Industry experts believe Sun Microsystems' pact with Microsoft could affect Microsoft's challenge to last month's European Union antitrust ruling.
Some thought the move might paint the software giant as a more fair-playing competitor, while others predicted that Microsoft's willingness to share server information with Sun would weaken its appeal argument that its intellectual property rights are being compromised by the EU ruling.
"If Microsoft has let by agreement Sun have what would it would have otherwise had to give competitors under the EU ruling, it could hurt its case," said Chris Bright, a London-based antitrust attorney with Shearman and Sterling.
But other industry watchers see the alliance as a potential feather in Microsoft's cap.

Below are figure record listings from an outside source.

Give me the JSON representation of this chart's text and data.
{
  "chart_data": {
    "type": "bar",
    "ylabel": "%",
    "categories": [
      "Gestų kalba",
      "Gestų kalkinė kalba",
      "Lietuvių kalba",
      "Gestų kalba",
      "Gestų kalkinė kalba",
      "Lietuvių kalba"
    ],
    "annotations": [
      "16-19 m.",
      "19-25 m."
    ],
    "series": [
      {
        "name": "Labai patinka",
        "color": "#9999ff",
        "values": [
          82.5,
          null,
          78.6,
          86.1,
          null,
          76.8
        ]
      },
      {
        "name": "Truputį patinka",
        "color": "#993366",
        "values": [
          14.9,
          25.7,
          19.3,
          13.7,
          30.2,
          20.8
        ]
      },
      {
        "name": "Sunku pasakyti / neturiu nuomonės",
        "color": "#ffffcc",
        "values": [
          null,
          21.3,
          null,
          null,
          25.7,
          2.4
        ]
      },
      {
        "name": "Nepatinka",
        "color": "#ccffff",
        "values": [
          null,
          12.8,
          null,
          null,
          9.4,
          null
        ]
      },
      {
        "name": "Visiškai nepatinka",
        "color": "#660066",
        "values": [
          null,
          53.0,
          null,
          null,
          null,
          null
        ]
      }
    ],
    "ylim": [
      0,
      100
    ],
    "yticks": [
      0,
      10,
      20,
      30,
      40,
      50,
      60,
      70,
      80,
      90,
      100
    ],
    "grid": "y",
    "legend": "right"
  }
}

IDC analyst Chris Ingle said that although the exact details of the technical information Microsoft has agreed to give to Sun are unclear - making it difficult to say whether that information is the same as that dictated by the ruling - he believed the pact "relieves a source of pressure to Microsoft".
Microsoft no longer needs to worry about dedicating further money and resources to fighting litigation fired from Sun. Furthermore, Sun has agreed to remain silent against Microsoft's appeal.
However, Sun can still be called to give further evidence.
"Theoretically, the competition authorities can force [Sun] to disclose more information," said Robert Harrison, a European patent and trademark attorney with Rouse Patents in Germany.
"But they already gave them the smoking guns and jewels ... that's all in the background of the EU's case."
Although Lee Patch, vice president of legal affairs for Sun, said his company would now be "less visible" in the EU case, he added that it still supports the ruling.
Sun lawyer Michael Reynolds declined to comment on the company's further co-operation in the case. "[The Microsoft agreement] only just happened and we are still considering all that."
Legal details aside, RedMonk analyst James Governor believed the overarching effect of the agreement will be a softening of Microsoft's image.
"It's hard to see this as not in Microsoft's favour. When they sit down with the EU, they can say we work with Sun and we can work with anyone," he said.
However, both Microsoft and the EU see the Sun agreement as separate from the antitrust ruling, and forecast no subsequent change in the case.
"Our decision stands," said European Commission spokeswoman Amelia Torres. "Our decisions work in the interest of competition and consumers and are not related to any one competitor or any one contract."
The EU case and the Sun agreement need to be seen separately, according to Microsoft spokesman Tom Brookes.
"There's a massive difference between an order of compulsory license of Microsoft's intellectual property to a number of industry players and a reciprocal agreement between two industry players in which the exchange of intellectual property is a part. The effect and practicality is completely different even if some of the technical information could be the same," he said.
Microsoft UK spokesman Hugh Davies acknowledged that the company's competitive image could be improved by the agreement. "Clearly, the main protagonist in the case is no longer finding fault with us."